You are perhaps too young to have known Greta Garbo, the Swedish film actress who in midcareer quit Hollywood and spent a life in relative solitude, telling the news media, “I want to be left alone.”
That was the lady’s choice. She had made her money, she didn’t much care for the intrusiveness of fame, and plainly it did not trouble her if she never shared her talents again with her followers.
You, Ronaldo, are at a different time and in a different career than Garbo. The audience is part of your sport. It can help you win tight matches, and it deserves to share your ability to be such a game-changer.
Maybe you saw, or maybe your existence is too self-centered to have seen, the reciprocal joy that the Olympians – and just as exciting the Paralympians – have just shared with the world.
It is incredible to see men and women, sometimes in their teens, achieving far more than most of us with far less than you have been blessed with, feats of human striving and unforgettable exuberance.
Many of us have been to games when your talents were decisive – and not merely the athletic gifts but the desire to lift a game, lift a performance.

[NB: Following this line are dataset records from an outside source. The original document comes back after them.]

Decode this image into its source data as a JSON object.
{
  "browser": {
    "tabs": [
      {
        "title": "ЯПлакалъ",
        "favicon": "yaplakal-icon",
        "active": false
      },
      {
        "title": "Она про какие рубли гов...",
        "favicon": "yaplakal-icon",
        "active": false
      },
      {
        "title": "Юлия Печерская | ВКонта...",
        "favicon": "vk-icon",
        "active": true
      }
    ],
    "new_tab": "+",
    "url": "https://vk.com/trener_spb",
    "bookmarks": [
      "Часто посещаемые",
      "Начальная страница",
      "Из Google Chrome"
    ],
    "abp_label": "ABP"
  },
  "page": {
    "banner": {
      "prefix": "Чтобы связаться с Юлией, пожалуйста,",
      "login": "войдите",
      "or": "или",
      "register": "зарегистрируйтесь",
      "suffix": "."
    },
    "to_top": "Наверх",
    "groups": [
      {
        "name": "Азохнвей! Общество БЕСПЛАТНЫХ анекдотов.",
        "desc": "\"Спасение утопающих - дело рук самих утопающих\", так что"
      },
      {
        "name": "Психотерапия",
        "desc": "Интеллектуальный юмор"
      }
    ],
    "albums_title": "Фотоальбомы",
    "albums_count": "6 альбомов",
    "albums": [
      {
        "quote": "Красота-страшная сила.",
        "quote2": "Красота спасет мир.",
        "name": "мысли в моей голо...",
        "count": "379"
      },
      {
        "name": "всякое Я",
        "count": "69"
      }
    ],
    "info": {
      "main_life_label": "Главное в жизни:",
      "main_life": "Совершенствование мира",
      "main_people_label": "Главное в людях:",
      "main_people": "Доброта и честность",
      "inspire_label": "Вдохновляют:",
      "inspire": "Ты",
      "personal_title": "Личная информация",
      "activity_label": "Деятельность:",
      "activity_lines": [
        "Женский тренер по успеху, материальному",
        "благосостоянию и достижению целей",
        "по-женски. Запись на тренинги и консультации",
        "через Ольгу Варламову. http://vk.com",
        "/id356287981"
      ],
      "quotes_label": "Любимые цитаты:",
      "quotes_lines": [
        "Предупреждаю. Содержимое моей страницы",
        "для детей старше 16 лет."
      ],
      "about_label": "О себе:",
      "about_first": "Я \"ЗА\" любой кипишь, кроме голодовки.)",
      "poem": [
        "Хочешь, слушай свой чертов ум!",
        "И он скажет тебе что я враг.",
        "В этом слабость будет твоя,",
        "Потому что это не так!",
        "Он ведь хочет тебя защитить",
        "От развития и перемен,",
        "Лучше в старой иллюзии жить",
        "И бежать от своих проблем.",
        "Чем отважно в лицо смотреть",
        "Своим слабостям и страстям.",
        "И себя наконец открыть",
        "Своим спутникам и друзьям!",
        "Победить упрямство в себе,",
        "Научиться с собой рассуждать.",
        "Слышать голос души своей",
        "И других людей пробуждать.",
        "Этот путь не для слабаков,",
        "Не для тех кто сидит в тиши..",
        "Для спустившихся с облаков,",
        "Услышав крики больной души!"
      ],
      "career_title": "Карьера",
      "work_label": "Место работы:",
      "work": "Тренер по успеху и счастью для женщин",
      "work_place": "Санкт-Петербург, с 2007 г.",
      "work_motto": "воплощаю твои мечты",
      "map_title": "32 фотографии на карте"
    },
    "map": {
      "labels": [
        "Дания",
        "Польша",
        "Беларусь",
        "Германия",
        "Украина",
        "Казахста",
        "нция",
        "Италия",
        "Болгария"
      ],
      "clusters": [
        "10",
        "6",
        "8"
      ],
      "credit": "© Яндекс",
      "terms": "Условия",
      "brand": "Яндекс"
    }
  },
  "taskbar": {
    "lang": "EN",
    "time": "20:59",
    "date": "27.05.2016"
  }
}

There were times at Euro 2012 in Poland and Ukraine when you transcended the sum of what the other 21 players on the field could achieve.
We applauded that, and you drank in that applause. You have done it so many times, and if there is a prima dona side to your nature, well, we forgive you that for all the moments when your feet dance, your shot soars, your spirit takes over a performance. But what will not do is to turn away from the paying fans in your home stadium.
A part of you is public property. We know that Spanish soccer has to suffer some of the economic drain that is troubling the whole world, and that these are perilous times when the clubs of La Liga are in debt to the tax authority to the tune of 750 million euros, about $960 million.
Real Madrid is, apparently, the one club that does not owe the government money. And that is, in part, because Madrid enjoys privileged TV income and indulgent banking overdrafts whenever it overspends.
What you get out of that is, to a degree, your own affair. You arrived in Spain at a time when the government allowed what is known as the “Beckham Law,” allowing David Beckham and other imported stars to face an eased tax burden. But Beckham has come and gone, and he was never in any case as talented as you.
Your aides insist that whatever your reason for sulking, money is not the core issue. However, the local news media run stories of Real’s president preparing a way to keep on paying you more than your 12 million-euro annual salary, without the 52 percent tax that other top earners must pay to the government.
If you had said your sadness was for Spain’s five million unemployed, that would be a great public-relations play.
If, as many surmised, the sadness involves other players getting the accolades, that is less endearing. First it was Lionel Messi picking up FIFA’s Ballon D’Or year after year. Now it is Andres Iniesta being honored as the player of 2012 by UEFA, and for good reason: Iniesta was arguably the outstanding player of the 2010 World Cup, certainly the best in the final match. And Iniesta got Spain going when it retained the Euro championship title this July.
He’s the quiet one, sometimes in Messi’s shadow. And, if you need to ask, he wins people’s hearts as well as their votes not simply because of his skills, but the pleasure he gives and takes in being a team player.
As good as you are, it isn’t all about one man.